また、米航空宇宙局(NASA)が開発した日照調整フィルムの販売を手掛けたこともあります。
日照調整フィルムは、省エネ対策やガラス飛散防止など日差しを遮る窓ガラスシートのことで、
当時はまだ紫外線を反射させて可視光線を取り入れることが理解を得られず苦労しました。

4つ目のビジネスは、がんの免疫療法。
がん患者の白血球から抗体を取り出し、それを培養して強化したものを再び患者に戻す治療法で、
業界をリードしていた米エンドトロニクス社の日本支社代表に就任。
順調に歩み出した頃、米本社が会社更生法の適用を受け、そのあおりを受けてしまいました。

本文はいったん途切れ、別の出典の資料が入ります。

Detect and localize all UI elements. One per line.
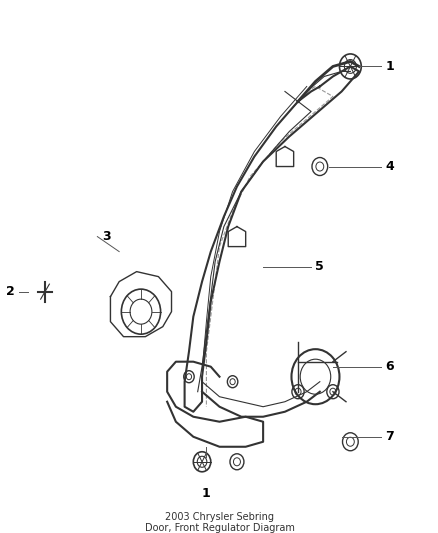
Text: 5: 5 xyxy=(315,260,324,273)
Text: 2: 2 xyxy=(6,285,14,298)
Text: 1: 1 xyxy=(201,487,210,500)
Text: 2003 Chrysler Sebring
Door, Front Regulator Diagram: 2003 Chrysler Sebring Door, Front Regula… xyxy=(144,512,294,533)
Text: 6: 6 xyxy=(385,360,393,373)
Text: 3: 3 xyxy=(102,230,110,243)
Text: 7: 7 xyxy=(385,430,393,443)
Text: 4: 4 xyxy=(385,160,393,173)
Text: 1: 1 xyxy=(385,60,393,73)
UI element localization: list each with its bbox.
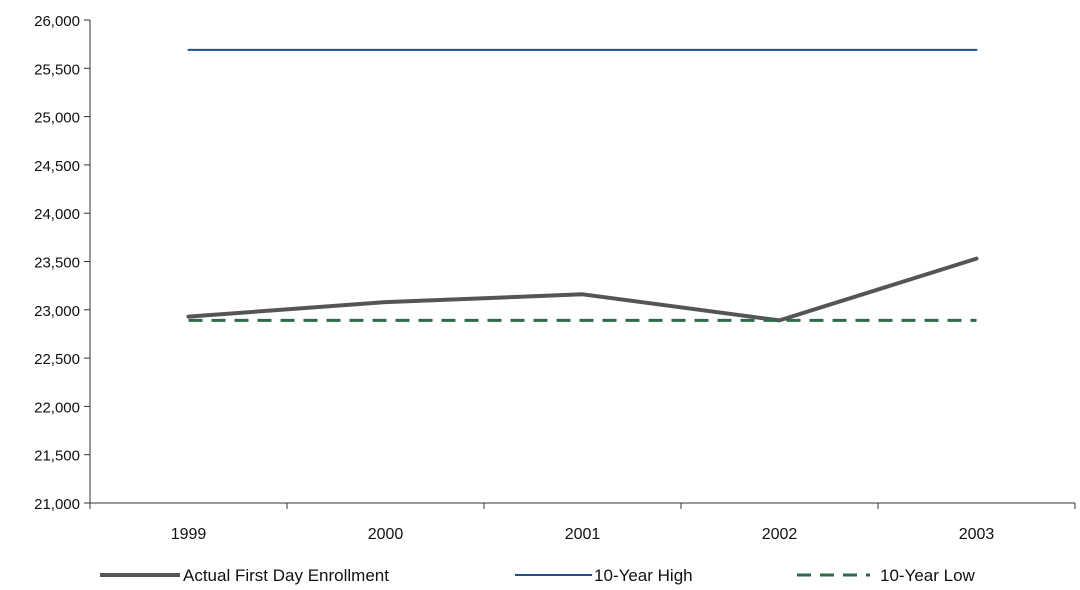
y-tick-label: 25,500 (34, 61, 80, 78)
series-line-1 (186, 256, 979, 323)
y-tick-label: 23,000 (34, 303, 80, 320)
y-tick-label: 22,000 (34, 399, 80, 416)
x-tick-label: 2002 (762, 526, 798, 543)
x-tick-label: 1999 (171, 526, 207, 543)
legend-label-2: 10-Year High (594, 566, 693, 585)
legend: Actual First Day Enrollment 10-Year High 1… (100, 566, 976, 585)
axes: 21,000 21,500 22,000 22,500 23,000 23,500 24,0… (34, 13, 1076, 543)
x-tick-label: 2000 (368, 526, 404, 543)
legend-label-1: Actual First Day Enrollment (183, 566, 389, 585)
x-tick-label: 2001 (565, 526, 601, 543)
y-tick-label: 22,500 (34, 351, 80, 368)
y-tick-label: 23,500 (34, 255, 80, 272)
y-tick-label: 24,500 (34, 158, 80, 175)
y-tick-label: 21,000 (34, 496, 80, 513)
x-tick-label: 2003 (959, 526, 995, 543)
series-layer (186, 48, 979, 323)
y-tick-label: 26,000 (34, 13, 80, 30)
y-tick-label: 21,500 (34, 448, 80, 465)
y-tick-label: 25,000 (34, 110, 80, 127)
y-tick-label: 24,000 (34, 206, 80, 223)
legend-label-3: 10-Year Low (880, 566, 976, 585)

「環境に優しいコーティング技術」のエキスパートとして

その後、バスタブのリフィニッシング(再塗装)を手掛けていた知人と知り合い、
私もその営業に携わることになります。
もっと良い塗装膜をつくろうとする中で、京都の老舗漆問屋の協力もあって、
無機系のセラミックコーティング剤を開発します。
76ナノメートルという超微粒子のコーティング剤ができたのをきっかけに、株式会社エコ・24を立ち上げました。

エコ・24は、設立から今年で10年目。
「環境に優しいセラミックコーティング技術」のエキスパートとして、
建造物や船舶、車輌といったあらゆる物質にコーティングされるコーティング剤を販売し、
長期間の耐候性・耐久性の実現と環境負荷が少ない点の両方を持つ
優れた独自の技術をウリにしながら数多くの施工を手がけてきました。
主軸製品である「エコベスト(含浸固化剤)」は、
近年社会問題となっているアスベスト(石綿)を安全・迅速・低コストで
含浸固化する技術「CAS(キャス)工法」の開発とともに実現したもので、特許も取得しました。

石の上にも3年

安価で加工が容易な繊維状の鉱物であるアスベストは、
耐久性、絶縁性、耐腐食性、熱や酸、アルカリにも強い特徴があることから、
1970~90年代にかけて住宅建材や自動車、電気製品などあらゆるものに使われましたが、
空気中に浮遊し肺がんや悪性中皮腫の発症原因になることが分かり
2006年に原則使用禁止となりました。
そこで、私たちはアスベスト対策の根本的な解決方法として、
「アスベストを無害化すること」を実現したのです。

2006年には、初めて宮城県の鳴子町ヘルスセンター解体工事でアスベスト固化作業を実施。
同時に国立大学との産学協同による安全性を確立しました。
安全性だけでなく、工期も短縮できたことで評価を呼び、
その後はビジネスとして確立できるようになりました。

会社設立から数年の時間がかかりましたが、まさに「石の上にも3年」。
従来誰もやったことがないことを始めるのは、多くの苦労を強いられましたが、
環境サミットが日本で開催されたり、日本でも環境への意識が高まってきたことから、
これまで貫いてきたことが報われつつあります。
日本がそうなっていなければ、うだつのあがらないやつで終わっていたと思います。

目標は大きいほうがいい

ビジネスとして軌道に乗り、今は人を増やしていくタイミングでもあると思っています。
今後は、太陽光発電を長持ちさせるための事業や、福島の原発事故以来、
問題となっている汚染水の洗浄などにも役立てるような仕事ができればと思っています。
中国の環境問題の一つであるアスベストの課題にも注力し、
広い視野で事業展開していきたいですね。

目標は大きいほうがいい。
可能性のない目標でなく、少しでも可能性があることなら、どんどんやってみて、
自分にしかできないことをやって、社会貢献につながればと思います。
この広い宇宙界で人間が解決できることは2%しかないと思っています。
自然にさからってはできないのです。
その考えに基づいてできたのが「エコベスト」であり、この方針を貫いていきます。

新しい人を採用する際の採用基準は、実は何もありません。
お互いに話してお互いの持っているものを理解し合った上で、
マッチングしたら理想的なことができそうと感じたら採用します。
だからこそ、自分の信念をもって会社選びもしてほしい。
若い人は目標を高く持って、断られたら
「俺みたいのを断って損するよ」くらいの自信を持ってください。